Design methods for novel, energy-efficient, closed phase change actuators with high action of force

Short introduction

The aim of this project is to create the basis for the economic production of forming manufactured phase change actuators (PCA). Compact paraffin wax actuators are planned, whose housings completely enclose the expanding material. When heated from the solid to the liquid phase, paraffin wax is subject to an increase in volume of 15 percent and more. The high volume expansion and the low compressibility of the paraffin core generate high pressure in the sealed housings. This leads to a stroke movement of the actuator or the application of a positioning force.

Motivation & Objectives

Production processes are necessarily associated with fluctuations. These can be divided into two areas. On the one hand, high-frequency fluctuations of the process properties, which are caused, for example, by stochastic influences or changes in the tribological system. A closed loop control is a typical countermeasure here. On the other hand, low-frequency system influences occur, caused, for example, by thermal environmental influences or wear on the machine itself. For correction, high actuating forces with comparatively small travel ranges are particularly necessary. This is where the integration of the PCA (Figure [1]) comes in. Two variants are possible, firstly a passive activation concept can be used. Here the necessary activation energy is supplied by the environment and a tailor-made compensation of thermal influences can be achieved. The second variant includes an integrated heating (e.g. by printed electronics) in the actuator, which generates the actuating energy. After the desired actuating movement, the stroke or actuating force achieved is maintained via an integrated self-locking wedge gear. This enables long-term energy-efficient compensation of system wear.

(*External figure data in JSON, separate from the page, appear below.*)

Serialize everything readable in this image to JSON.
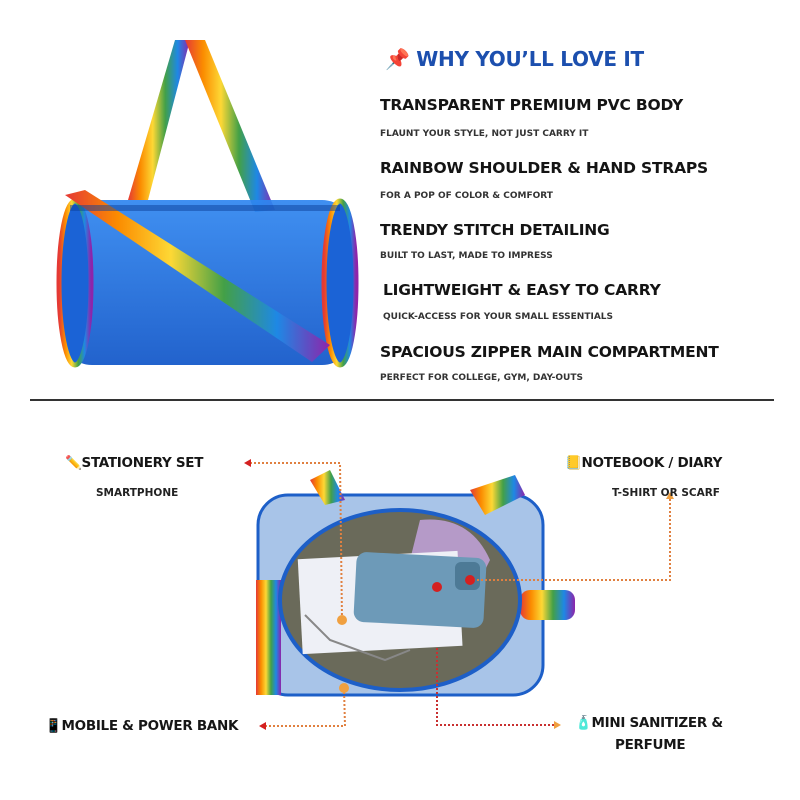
{
  "header": {
    "icon": "pushpin-icon",
    "title": "WHY YOU’LL LOVE IT"
  },
  "features": [
    {
      "title": "TRANSPARENT PREMIUM PVC BODY",
      "subtitle": "FLAUNT YOUR STYLE, NOT JUST CARRY IT"
    },
    {
      "title": "RAINBOW SHOULDER & HAND STRAPS",
      "subtitle": "FOR A POP OF COLOR & COMFORT"
    },
    {
      "title": "TRENDY STITCH DETAILING",
      "subtitle": "BUILT TO LAST, MADE TO IMPRESS"
    },
    {
      "title": "LIGHTWEIGHT & EASY TO CARRY",
      "subtitle": "QUICK-ACCESS FOR YOUR SMALL ESSENTIALS"
    },
    {
      "title": "SPACIOUS ZIPPER MAIN COMPARTMENT",
      "subtitle": "PERFECT FOR COLLEGE, GYM, DAY-OUTS"
    }
  ],
  "callouts": {
    "stationery": {
      "icon": "pencil-icon",
      "label": "STATIONERY SET",
      "sub": "SMARTPHONE"
    },
    "notebook": {
      "icon": "notebook-icon",
      "label": "NOTEBOOK / DIARY",
      "sub": "T-SHIRT OR SCARF"
    },
    "mobile": {
      "icon": "mobile-phone-icon",
      "label": "MOBILE & POWER BANK"
    },
    "sanitizer": {
      "icon": "lotion-bottle-icon",
      "label": "MINI SANITIZER &",
      "label2": "PERFUME"
    }
  },
  "colors": {
    "accent": "#1c4fae",
    "bag": "#1565d8",
    "leader_red": "#d42020",
    "leader_orange": "#f0a040"
  }
}
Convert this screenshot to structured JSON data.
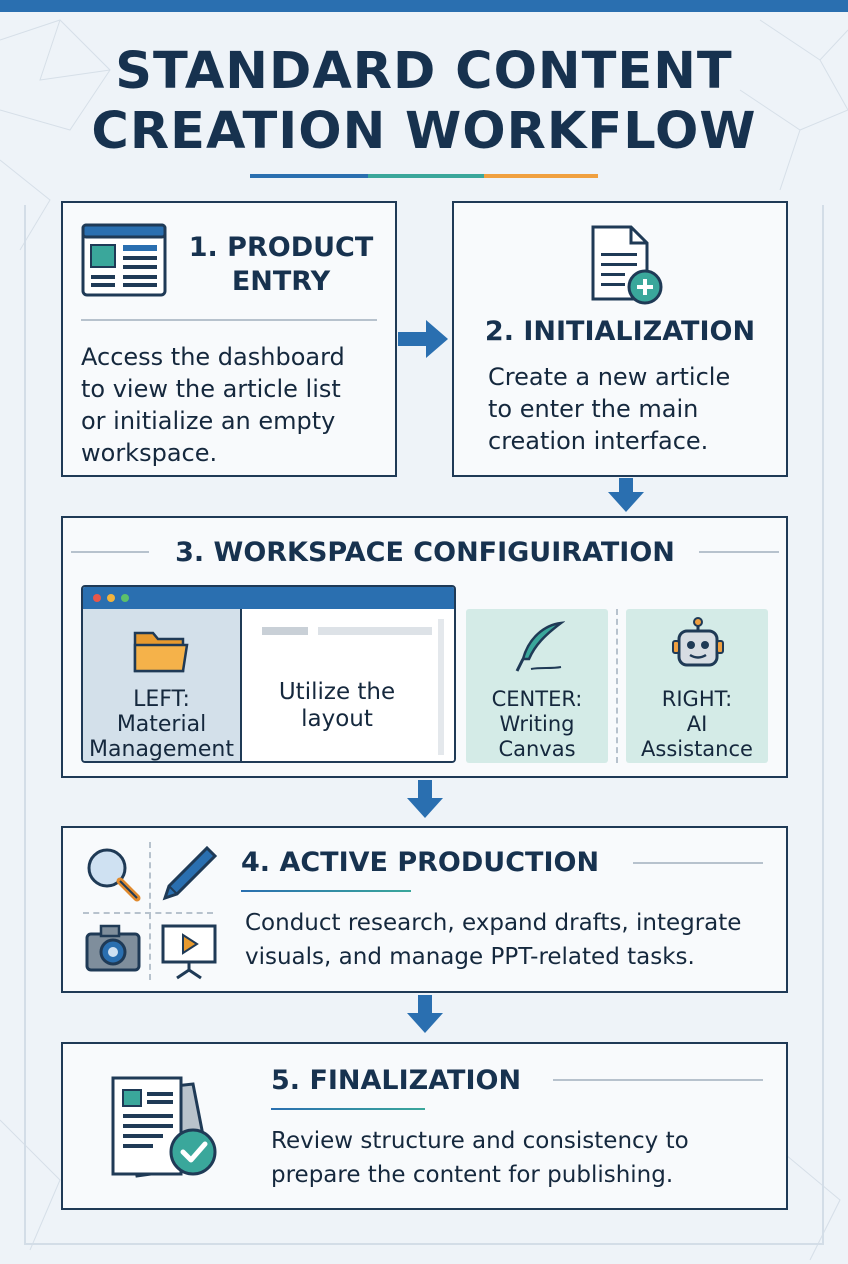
{
  "title": {
    "line1": "STANDARD CONTENT",
    "line2": "CREATION WORKFLOW"
  },
  "colors": {
    "navy": "#17324f",
    "blue": "#2a6fb0",
    "teal": "#3aa79b",
    "orange": "#f0a040",
    "box_border": "#1f3a56",
    "panel_teal": "#d4ebe7"
  },
  "steps": {
    "s1": {
      "title_line1": "1. PRODUCT",
      "title_line2": "ENTRY",
      "body_lines": [
        "Access the dashboard",
        "to view the article list",
        "or initialize an empty",
        "workspace."
      ],
      "icon": "dashboard-window-icon"
    },
    "s2": {
      "title": "2. INITIALIZATION",
      "body_lines": [
        "Create a new article",
        "to enter the main",
        "creation interface."
      ],
      "icon": "new-document-icon"
    },
    "s3": {
      "title": "3. WORKSPACE CONFIGUIRATION",
      "left": {
        "label_line1": "LEFT:",
        "label_line2": "Material",
        "label_line3": "Management",
        "icon": "folder-icon"
      },
      "middle": {
        "label_line1": "Utilize the",
        "label_line2": "layout"
      },
      "center": {
        "label_line1": "CENTER:",
        "label_line2": "Writing",
        "label_line3": "Canvas",
        "icon": "quill-icon"
      },
      "right": {
        "label_line1": "RIGHT:",
        "label_line2": "AI",
        "label_line3": "Assistance",
        "icon": "robot-icon"
      }
    },
    "s4": {
      "title": "4. ACTIVE PRODUCTION",
      "body_lines": [
        "Conduct research, expand drafts, integrate",
        "visuals, and manage PPT-related tasks."
      ],
      "icons": [
        "magnifier-icon",
        "pen-icon",
        "camera-icon",
        "presentation-icon"
      ]
    },
    "s5": {
      "title": "5. FINALIZATION",
      "body_lines": [
        "Review structure and consistency to",
        "prepare the content for publishing."
      ],
      "icon": "approved-documents-icon"
    }
  }
}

The objective of the project is to develop design methods for an actuator design and a combined forming and joining production. Subsequently, the qualification for the described applications as well as the development of the self-locking wedge gear will follow.

Figure 1: Basic structure of the phase change actuator in forming production

Approach

Within the framework of the completed first project phase of the four-year overall project, the functional verification of the actuator concept was fully achieved. Extensive numerical investigations allowed design guidelines to be derived and an optimal actuator design to be defined. Furthermore, the influences of various modifications were identified. In the next step, a production chain was created which combines efficient forming technology methods with the powerful laser processing centre for cutting and joining. In addition, a process window for the demanding laser welding process has been derived at the laser machining center. The characterization of the resulting demonstrators fully demonstrates the functionality of the actuators (Figure [2]). In the final step, the applicability of the PCA for the motivated cases could be shown by means of active and passive demonstrators.

Figure 2: Actuator characterization regarding force (a), displacement (b) and numerical investigation of the housing load (c)

The second project phase serves the further qualification of the PCA for the purpose of functional enhancement and optimization. One objective is the development of a model-based approach for the generation of tailor-made actuator characteristics. The addressed parameter field comprises the actuating force, the stroke and the active temperature range. For this purpose geometrical adjustments of the housing, structures integrated into the housing and paraffin additives or mixtures are investigated. Further objectives of the second project phase are the implementation of an integrated activation concept, the thermal decoupling of different zones in the actuator and a transfer of the concept to other actuator geometries, such as a circular ring shape (Figure [3]).

Figure 3: Prototypes of the expansion actuators in circular form and in circular ring form

Acknowledgement

The Institute of Production Engineering and Forming Machines thanks the German Research Foundation (DFG) for its support in carrying out this project (GR 1818/65-1).